Steel dumpers beware: The U.S. government may start imposing tariffs of up to 118 percent.
The U.S. Department of Commerce ruled Friday that it found significant steel dumping of oil country tubular goods, or metal for oil and gas pipelines, by South Korea and eight other countries, proposing duties that range between 2.05 percent and 118.32 percent. The International Trade Commission is expected to decide in August whether to crack down on cheap imports that U.S. Steel has blamed for the closure of two facilities in Texas and Pennsylvania.
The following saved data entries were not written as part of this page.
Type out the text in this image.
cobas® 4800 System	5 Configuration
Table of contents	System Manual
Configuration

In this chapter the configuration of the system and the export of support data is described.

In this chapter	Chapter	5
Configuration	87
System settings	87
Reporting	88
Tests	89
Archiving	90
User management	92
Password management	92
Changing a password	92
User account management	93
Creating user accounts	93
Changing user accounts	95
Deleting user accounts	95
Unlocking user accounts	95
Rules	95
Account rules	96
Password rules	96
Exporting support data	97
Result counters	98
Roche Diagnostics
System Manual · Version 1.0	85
"The Department of Commerce's intensive investigation and final decision shows that the dumping of OCTG transpired through unfair methods and market distorting pricing which caused material harm to the American market," said U.S. Steel CEO Mario Longhi. "As a result of rising imports, United States Steel has suffered mightily – orders have been reduced, mills have been idled and jobs have been lost.
"Our only recourse against such actions was with the U.S. Department of Commerce and their ability to support the rule of law and create a level playing field for American manufacturing," he said. "We applaud their decision to prevent further gamesmanship of our laws and to secure our nation’s economy."
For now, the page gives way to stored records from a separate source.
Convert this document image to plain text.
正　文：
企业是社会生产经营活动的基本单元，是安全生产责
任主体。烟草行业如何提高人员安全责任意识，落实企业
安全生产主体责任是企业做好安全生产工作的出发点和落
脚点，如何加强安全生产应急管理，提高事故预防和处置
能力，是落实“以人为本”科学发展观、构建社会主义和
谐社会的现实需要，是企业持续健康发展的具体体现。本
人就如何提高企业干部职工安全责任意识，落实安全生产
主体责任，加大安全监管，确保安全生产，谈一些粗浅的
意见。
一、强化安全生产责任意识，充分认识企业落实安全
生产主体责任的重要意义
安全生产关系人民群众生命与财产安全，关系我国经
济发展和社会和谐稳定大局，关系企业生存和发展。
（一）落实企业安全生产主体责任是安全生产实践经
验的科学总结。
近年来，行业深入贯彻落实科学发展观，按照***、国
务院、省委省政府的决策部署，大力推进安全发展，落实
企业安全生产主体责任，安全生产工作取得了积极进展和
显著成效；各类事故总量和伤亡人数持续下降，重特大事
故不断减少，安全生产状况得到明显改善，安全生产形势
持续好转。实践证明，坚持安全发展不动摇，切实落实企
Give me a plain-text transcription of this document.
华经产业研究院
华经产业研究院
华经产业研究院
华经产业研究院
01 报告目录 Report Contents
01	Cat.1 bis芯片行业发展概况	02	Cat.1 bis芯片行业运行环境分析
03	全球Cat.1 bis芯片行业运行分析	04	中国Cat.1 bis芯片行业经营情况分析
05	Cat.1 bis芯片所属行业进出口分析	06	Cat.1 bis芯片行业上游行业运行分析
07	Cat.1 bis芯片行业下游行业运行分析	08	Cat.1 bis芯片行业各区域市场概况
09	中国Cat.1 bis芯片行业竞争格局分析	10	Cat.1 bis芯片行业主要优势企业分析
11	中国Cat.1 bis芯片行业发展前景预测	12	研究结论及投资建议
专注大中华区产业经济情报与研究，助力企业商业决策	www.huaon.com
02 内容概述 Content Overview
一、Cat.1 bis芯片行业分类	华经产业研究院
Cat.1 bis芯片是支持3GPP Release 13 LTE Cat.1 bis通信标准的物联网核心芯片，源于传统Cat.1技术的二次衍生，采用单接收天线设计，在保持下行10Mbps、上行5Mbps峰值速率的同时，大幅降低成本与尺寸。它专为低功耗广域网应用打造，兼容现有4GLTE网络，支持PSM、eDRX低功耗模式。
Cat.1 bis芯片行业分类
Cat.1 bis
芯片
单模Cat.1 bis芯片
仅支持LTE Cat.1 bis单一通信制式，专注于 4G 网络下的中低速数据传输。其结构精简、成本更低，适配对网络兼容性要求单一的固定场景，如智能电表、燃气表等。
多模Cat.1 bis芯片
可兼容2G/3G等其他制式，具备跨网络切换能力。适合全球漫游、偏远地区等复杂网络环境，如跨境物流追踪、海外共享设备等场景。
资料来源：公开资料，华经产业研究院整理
The ruling potentially could have a big impact on Northwest Indiana mills, since roughly about a third of the flat-rolled steel made in the region ends up being used to make pipelines for the oil and natural gas industries, said Tamara Browne, director of government affairs for Schagrin Associates, a Washington, D.C.-based law firm that prosecuted the trade case. Oil tube manufacturer Tejas Tubular Products, one of the companies to petition the federal government for trade relief, plans to open a $12.1 million well casings plant in New Carlisle in August.
Pipe manufacturers and steelmakers filed a case last year contending foreign competitors in India, South Korea, Vietnam, Thailand, Taiwan, the Philippines, Turkey, Ukraine, and Saudi Arabia dumped steel for less than what they could sell it for in their own countries. The tariffs the U.S. Department of Commerce is proposing would offset any cost advantage they would gain by selling steel below cost in the United States.
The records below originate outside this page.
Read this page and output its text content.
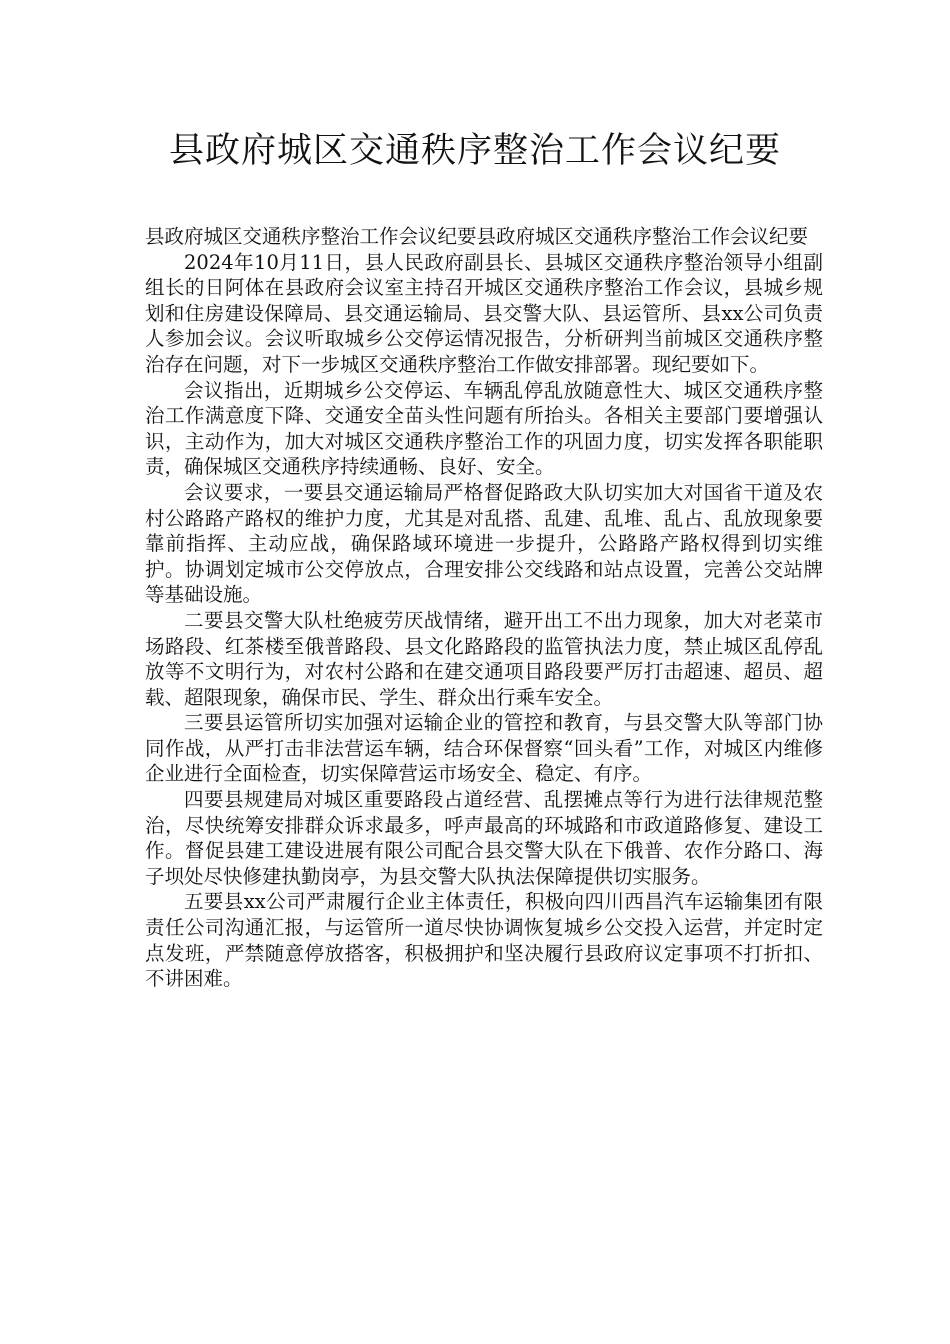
县政府城区交通秩序整治工作会议纪要

县政府城区交通秩序整治工作会议纪要县政府城区交通秩序整治工作会议纪要

2024年10月11日，县人民政府副县长、县城区交通秩序整治领导小组副组长的日阿体在县政府会议室主持召开城区交通秩序整治工作会议，县城乡规划和住房建设保障局、县交通运输局、县交警大队、县运管所、县xx公司负责人参加会议。会议听取城乡公交停运情况报告，分析研判当前城区交通秩序整治存在问题，对下一步城区交通秩序整治工作做安排部署。现纪要如下。

会议指出，近期城乡公交停运、车辆乱停乱放随意性大、城区交通秩序整治工作满意度下降、交通安全苗头性问题有所抬头。各相关主要部门要增强认识，主动作为，加大对城区交通秩序整治工作的巩固力度，切实发挥各职能职责，确保城区交通秩序持续通畅、良好、安全。

会议要求，一要县交通运输局严格督促路政大队切实加大对国省干道及农村公路路产路权的维护力度，尤其是对乱搭、乱建、乱堆、乱占、乱放现象要靠前指挥、主动应战，确保路域环境进一步提升，公路路产路权得到切实维护。协调划定城市公交停放点，合理安排公交线路和站点设置，完善公交站牌等基础设施。

二要县交警大队杜绝疲劳厌战情绪，避开出工不出力现象，加大对老菜市场路段、红茶楼至俄普路段、县文化路路段的监管执法力度，禁止城区乱停乱放等不文明行为，对农村公路和在建交通项目路段要严厉打击超速、超员、超载、超限现象，确保市民、学生、群众出行乘车安全。

三要县运管所切实加强对运输企业的管控和教育，与县交警大队等部门协同作战，从严打击非法营运车辆，结合环保督察“回头看”工作，对城区内维修企业进行全面检查，切实保障营运市场安全、稳定、有序。

四要县规建局对城区重要路段占道经营、乱摆摊点等行为进行法律规范整治，尽快统筹安排群众诉求最多，呼声最高的环城路和市政道路修复、建设工作。督促县建工建设进展有限公司配合县交警大队在下俄普、农作分路口、海子坝处尽快修建执勤岗亭，为县交警大队执法保障提供切实服务。

五要县xx公司严肃履行企业主体责任，积极向四川西昌汽车运输集团有限责任公司沟通汇报，与运管所一道尽快协调恢复城乡公交投入运营，并定时定点发班，严禁随意停放搭客，积极拥护和坚决履行县政府议定事项不打折扣、不讲困难。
"I am pleased that the U.S. Department of Commerce has taken positive action to identify that South Korea and the other countries involved in this case are dumping their steel products in our country," U.S. Rep. Pete Visclosky, D-Ind., said. "Steelworkers are under attack every day from illegal trade, and I will continue to fight every day for a level playing field."
Visclosky and other members of Congress will testify before the International Trade Commission on Tuesday, but a final injury determination likely will not come until August.
Steelmakers and the United Steelworkers union have been campaigning for months for a crackdown on the dumping, staging rallies across the country and getting more than 210 federal lawmakers to petition for a full investigation into whether the low-cost imports violated international trade rules.
Initially, the U.S. Department of Commerce had failed to propose tariffs on imports from South Korea, which has no domestic market for metal pipeline products.
"Today is a good day for America’s steelworkers and OCTG producers, and also a good day for the U.S. economy," said Scott Paul, president for the Alliance for American Manufacturing. "The outpouring of bipartisan support from Congress and the thousands of workers who took the time to make their voices heard underscored the importance of this decision. We hope the International Trade Commission will come to the same, fact-based conclusion."